Entretien avec le syndicaliste Davy Rimane, l’un des leaders du collectif Pou Lagwiyann dékolé, alors que la situation se tend en Guyane avec les premiers affrontements entre manifestants et policiers, après deux semaines de mouvement.

 

Cayenne (Guyane), envoyée spéciale.- Vendredi, après deux semaines de protestations, le mouvement a pour la première fois basculé dans la violence. Alors que le blocage de la Guyane est maintenu, vendredi en fin d’après-midi, une demande d'entrevue par les leaders du collectif Pou Lagwiyann dékolé avec le préfet, Martin Jaeger, a mal tourné. Des gaz lacrymogènes ont été lancés sur plusieurs centaines de sympathisants du mouvement, dont des femmes et des enfants, relate la presse locale.

« Blessé à la tête et aux cervicales » après « un coma temporaire » selon la préfecture, le directeur adjoint de la sécurité publique a été hospitalisé. Plusieurs autres policiers sont « légèrement blessés » après avoir été également frappés, selon le directeur de cabinet du préfet de Guyane, qui a jugé ces violences « inacceptables ». Selon lui, le collectif a « pris un tournant, loin de respecter les valeurs républicaines ». Le préfet de Guyane dit avoir saisi le procureur de la République « suite aux violences perpétrées à l’encontre de deux commissaires ».

Cette mise sous tension du mouvement intervient après que Bernard Cazeneuve a fermé la porte aux négociations et a rejeté l'exigence du versement de 2,1 milliards d’euros « immédiatement ». Le conseil des ministres du 5 avril a simplement validé un plan gouvernemental à moyen terme à 1,09 milliard d’euros et appelé à la signature d’un « pacte d’avenir », estimé à 2,6 milliards d’euros sur 5 à 10 ans. Entretien avec Davy Rimane, l’un des leaders du collectif Pou Lagwiyann dékolé. Il est technicien d'exploitation hydraulique à EDF Guyane, détaché syndical (secrétaire général de l’union des travailleurs guyanais [UTG]-CGT Éclairage). Pour Mediapart, il revient sur l'évolution de la mobilisation.

Selon la préfecture, « le collectif a montré son insatisfaction en lançant divers projectiles vers le bâtiment », après que la demande de rencontre lui a été refusée, et « deux commissaires ont été violemment pris à partie et roués de coups ». Confirmez-vous cette version des événements ?

 

Davy Rimane © Capture d'écran YoutubeDavy Rimane © Capture d'écran Youtube

J’étais près de ce qui s’est passé. Un individu habillé de noir, qui ne portait pas de cagoule ni le tee-shirt des « 500 frères », a tapé sur la porte de la préfecture. Les leaders du collectif ont tenté de le calmer tout de suite, tout comme les policiers.
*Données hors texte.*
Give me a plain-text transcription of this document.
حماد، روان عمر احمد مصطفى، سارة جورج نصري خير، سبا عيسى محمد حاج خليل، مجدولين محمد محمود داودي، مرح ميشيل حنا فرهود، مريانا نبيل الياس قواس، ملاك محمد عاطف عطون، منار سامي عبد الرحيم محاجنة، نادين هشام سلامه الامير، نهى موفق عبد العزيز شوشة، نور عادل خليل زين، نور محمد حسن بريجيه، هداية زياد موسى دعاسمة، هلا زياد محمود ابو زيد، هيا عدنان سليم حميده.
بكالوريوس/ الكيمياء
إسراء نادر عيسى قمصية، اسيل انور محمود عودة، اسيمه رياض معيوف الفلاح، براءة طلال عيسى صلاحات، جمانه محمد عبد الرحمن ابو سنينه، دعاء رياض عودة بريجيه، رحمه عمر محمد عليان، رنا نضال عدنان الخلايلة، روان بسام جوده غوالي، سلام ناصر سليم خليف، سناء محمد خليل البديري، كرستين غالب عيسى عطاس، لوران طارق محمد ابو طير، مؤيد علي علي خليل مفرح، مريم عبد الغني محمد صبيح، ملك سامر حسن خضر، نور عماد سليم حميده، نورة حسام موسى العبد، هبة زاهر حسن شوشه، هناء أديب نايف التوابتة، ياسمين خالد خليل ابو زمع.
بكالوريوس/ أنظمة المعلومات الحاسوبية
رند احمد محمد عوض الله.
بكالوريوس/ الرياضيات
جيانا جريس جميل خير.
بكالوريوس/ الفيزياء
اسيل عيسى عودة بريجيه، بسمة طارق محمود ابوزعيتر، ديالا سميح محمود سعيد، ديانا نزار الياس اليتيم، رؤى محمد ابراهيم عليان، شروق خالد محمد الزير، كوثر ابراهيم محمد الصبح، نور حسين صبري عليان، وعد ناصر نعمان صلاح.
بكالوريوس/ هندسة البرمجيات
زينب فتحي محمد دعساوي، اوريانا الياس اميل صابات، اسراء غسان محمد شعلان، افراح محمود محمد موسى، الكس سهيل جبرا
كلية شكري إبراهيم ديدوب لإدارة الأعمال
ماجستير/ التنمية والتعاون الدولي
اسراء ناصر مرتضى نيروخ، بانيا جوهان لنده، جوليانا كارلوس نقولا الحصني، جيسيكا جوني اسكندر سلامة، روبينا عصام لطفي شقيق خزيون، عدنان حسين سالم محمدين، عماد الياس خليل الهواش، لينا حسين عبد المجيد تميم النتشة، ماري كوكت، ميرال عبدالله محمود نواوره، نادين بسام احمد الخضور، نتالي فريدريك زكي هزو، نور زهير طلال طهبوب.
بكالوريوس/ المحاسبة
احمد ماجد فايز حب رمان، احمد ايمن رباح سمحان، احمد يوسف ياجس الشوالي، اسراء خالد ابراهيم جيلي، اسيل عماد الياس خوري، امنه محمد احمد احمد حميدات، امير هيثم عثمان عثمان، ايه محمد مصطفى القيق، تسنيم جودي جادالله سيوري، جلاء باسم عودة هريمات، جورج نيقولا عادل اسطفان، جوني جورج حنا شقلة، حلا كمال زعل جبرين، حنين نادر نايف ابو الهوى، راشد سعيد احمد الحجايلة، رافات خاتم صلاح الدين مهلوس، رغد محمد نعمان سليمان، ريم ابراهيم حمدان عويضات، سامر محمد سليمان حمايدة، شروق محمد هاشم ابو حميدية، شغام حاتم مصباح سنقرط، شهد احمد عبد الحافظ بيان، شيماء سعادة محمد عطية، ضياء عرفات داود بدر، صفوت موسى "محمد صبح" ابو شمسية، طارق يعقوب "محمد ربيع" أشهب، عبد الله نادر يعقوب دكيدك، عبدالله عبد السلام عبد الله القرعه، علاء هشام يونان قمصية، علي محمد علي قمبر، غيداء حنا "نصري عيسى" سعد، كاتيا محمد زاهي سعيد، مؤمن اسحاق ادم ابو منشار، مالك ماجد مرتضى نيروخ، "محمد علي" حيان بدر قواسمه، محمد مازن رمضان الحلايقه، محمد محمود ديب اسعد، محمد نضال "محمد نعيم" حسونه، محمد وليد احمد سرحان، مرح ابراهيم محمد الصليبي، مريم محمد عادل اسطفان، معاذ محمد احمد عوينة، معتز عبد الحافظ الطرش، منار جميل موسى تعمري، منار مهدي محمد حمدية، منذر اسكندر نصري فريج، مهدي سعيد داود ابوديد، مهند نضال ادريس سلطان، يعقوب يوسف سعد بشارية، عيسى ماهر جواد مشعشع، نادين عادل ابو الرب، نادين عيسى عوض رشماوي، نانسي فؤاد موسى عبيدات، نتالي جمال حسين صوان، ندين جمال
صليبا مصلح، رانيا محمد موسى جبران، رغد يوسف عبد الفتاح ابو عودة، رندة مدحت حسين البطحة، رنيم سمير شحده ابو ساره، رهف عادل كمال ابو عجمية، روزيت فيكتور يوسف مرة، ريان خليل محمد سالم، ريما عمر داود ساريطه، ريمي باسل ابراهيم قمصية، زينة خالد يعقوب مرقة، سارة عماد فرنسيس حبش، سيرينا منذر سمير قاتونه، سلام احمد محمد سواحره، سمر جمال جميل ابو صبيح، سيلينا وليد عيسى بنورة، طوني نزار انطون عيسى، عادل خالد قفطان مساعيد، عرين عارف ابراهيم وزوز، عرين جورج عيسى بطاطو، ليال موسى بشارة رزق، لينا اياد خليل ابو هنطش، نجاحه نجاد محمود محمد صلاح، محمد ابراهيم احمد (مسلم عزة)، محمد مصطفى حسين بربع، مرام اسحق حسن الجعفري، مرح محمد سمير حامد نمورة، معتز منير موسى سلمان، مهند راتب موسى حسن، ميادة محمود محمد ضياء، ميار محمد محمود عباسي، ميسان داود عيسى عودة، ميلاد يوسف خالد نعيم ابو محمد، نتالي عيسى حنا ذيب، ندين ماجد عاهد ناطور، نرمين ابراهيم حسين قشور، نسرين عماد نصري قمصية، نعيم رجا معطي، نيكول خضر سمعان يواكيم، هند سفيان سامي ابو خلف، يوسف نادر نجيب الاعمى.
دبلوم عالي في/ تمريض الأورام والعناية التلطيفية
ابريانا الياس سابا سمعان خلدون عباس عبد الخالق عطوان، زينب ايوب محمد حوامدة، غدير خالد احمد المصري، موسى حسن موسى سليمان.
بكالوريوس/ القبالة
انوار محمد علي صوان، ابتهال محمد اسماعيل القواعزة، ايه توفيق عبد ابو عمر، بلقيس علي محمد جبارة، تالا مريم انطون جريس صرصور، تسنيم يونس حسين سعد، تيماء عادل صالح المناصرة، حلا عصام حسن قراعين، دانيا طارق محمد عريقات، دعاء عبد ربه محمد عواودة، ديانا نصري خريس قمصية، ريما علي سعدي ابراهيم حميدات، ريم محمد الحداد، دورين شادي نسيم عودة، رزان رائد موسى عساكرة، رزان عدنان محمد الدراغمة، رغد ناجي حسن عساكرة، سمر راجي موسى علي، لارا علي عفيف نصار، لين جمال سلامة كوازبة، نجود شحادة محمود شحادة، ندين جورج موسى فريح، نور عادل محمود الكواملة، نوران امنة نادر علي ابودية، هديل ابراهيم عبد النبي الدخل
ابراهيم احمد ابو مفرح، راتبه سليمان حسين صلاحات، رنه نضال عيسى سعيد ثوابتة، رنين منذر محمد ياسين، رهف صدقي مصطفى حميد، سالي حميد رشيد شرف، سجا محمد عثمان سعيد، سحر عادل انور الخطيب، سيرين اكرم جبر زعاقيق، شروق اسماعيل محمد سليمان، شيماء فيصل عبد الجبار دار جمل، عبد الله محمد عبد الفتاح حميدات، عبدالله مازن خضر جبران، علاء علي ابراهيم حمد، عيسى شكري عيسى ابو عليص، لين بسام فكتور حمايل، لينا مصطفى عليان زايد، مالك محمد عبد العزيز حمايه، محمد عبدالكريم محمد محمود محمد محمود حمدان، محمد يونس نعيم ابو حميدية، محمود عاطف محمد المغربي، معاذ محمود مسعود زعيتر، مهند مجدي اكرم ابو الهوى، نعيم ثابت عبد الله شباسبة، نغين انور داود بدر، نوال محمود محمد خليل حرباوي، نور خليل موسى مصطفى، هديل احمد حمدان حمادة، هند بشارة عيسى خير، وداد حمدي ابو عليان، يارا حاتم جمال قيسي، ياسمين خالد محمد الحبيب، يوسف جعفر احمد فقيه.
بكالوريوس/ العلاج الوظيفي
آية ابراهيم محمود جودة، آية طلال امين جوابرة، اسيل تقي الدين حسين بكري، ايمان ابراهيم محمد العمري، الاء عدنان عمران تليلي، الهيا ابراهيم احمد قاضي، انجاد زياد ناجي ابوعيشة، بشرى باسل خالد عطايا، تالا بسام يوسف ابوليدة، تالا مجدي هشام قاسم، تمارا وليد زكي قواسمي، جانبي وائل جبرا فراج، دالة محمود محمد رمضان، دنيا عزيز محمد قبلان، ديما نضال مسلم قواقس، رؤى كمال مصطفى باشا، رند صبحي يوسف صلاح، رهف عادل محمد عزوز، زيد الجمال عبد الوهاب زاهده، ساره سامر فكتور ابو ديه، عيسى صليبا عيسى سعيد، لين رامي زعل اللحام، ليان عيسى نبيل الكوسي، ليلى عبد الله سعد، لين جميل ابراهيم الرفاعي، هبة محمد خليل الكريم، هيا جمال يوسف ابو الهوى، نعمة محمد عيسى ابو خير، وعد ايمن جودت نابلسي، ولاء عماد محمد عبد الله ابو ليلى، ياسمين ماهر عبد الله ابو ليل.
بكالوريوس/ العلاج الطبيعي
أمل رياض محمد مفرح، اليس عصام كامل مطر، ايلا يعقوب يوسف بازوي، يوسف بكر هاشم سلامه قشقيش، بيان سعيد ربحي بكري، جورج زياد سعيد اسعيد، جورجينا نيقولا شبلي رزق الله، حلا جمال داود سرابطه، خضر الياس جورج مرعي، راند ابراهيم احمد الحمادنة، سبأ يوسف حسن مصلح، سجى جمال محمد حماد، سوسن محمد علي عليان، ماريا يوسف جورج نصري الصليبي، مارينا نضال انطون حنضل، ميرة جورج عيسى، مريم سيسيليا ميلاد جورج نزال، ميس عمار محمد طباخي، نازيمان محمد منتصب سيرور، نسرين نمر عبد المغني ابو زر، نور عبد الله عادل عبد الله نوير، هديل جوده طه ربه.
On commençait à maîtriser la situation et un policier a lâché une grenade, et là ça a dégénéré. Mais nous n’avons jamais lancé de projectiles avant cela.

 

Le commissaire adjoint a été gravement blessé, qui l’a frappé ?

Il a reçu un projectile qui a dû l’atteindre. Il n’y a pas eu de bagarres comme le dit la presse, mais des bousculades.
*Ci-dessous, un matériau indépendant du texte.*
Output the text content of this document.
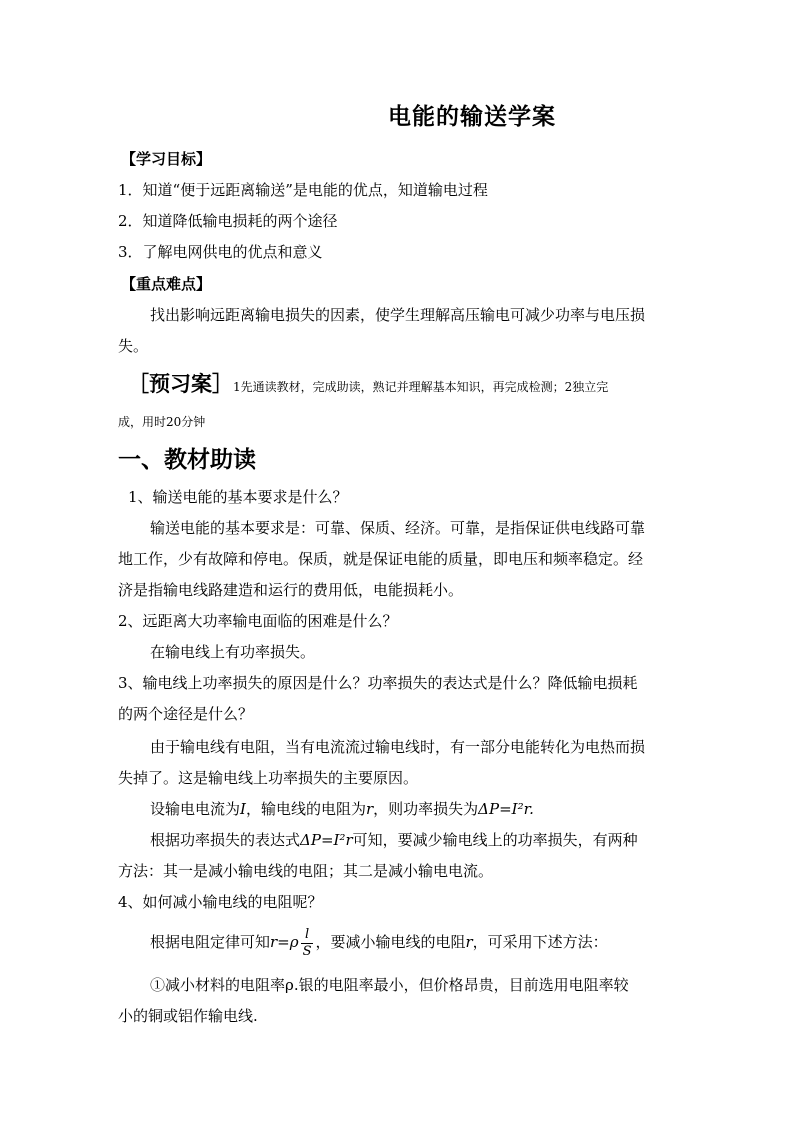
电能的输送学案
【学习目标】
1．知道“便于远距离输送”是电能的优点，知道输电过程
2．知道降低输电损耗的两个途径
3．了解电网供电的优点和意义
【重点难点】
找出影响远距离输电损失的因素，使学生理解高压输电可减少功率与电压损
失。
［预习案］1先通读教材，完成助读，熟记并理解基本知识，再完成检测；2独立完
成，用时20分钟
一、教材助读
1、输送电能的基本要求是什么？
输送电能的基本要求是：可靠、保质、经济。可靠，是指保证供电线路可靠
地工作，少有故障和停电。保质，就是保证电能的质量，即电压和频率稳定。经
济是指输电线路建造和运行的费用低，电能损耗小。
2、远距离大功率输电面临的困难是什么？
在输电线上有功率损失。
3、输电线上功率损失的原因是什么？功率损失的表达式是什么？降低输电损耗
的两个途径是什么？
由于输电线有电阻，当有电流流过输电线时，有一部分电能转化为电热而损
失掉了。这是输电线上功率损失的主要原因。
设输电电流为I，输电线的电阻为r，则功率损失为ΔP=I²r.
根据功率损失的表达式ΔP=I²r可知，要减少输电线上的功率损失，有两种
方法：其一是减小输电线的电阻；其二是减小输电电流。
4、如何减小输电线的电阻呢？
根据电阻定律可知$r=\rho \frac{l}{S}$ ，要减小输电线的电阻r，可采用下述方法：
①减小材料的电阻率ρ.银的电阻率最小，但价格昂贵，目前选用电阻率较
小的铜或铝作输电线.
On a l’impression que le collectif s’étiole. Vous étiez devant la préfecture mais le groupe des socioprofessionnels, qui composent d’ordinaire le collectif, n’y était pas, par exemple…

Les professionnels de la pêche et les socioprofessionnels sont tombés d’accord avec le gouvernement. C’est donc normal qu’ils ne soient pas présents. Le préfet parle de mettre en place un « comité de suivi des propositions du premier ministre », mais nous, on ne demande pas de comité de suivi. Nous, ça ne nous pose pas de problème [que les autres groupes ne soient pas là – ndlr]. Nous savons ce que nous voulons. Nous allons nous réunir pour discuter de l’organisation à venir.

Le blocage de la Guyane a entamé sa troisième semaine. Nous sommes à deux semaines du premier tour de la présidentielle, et à plus d’un mois de l’entrée du prochain gouvernement. À qui s'adresse au juste le maintien des barrages, sachant que leur levée est réclamée de manière croissante en Guyane ?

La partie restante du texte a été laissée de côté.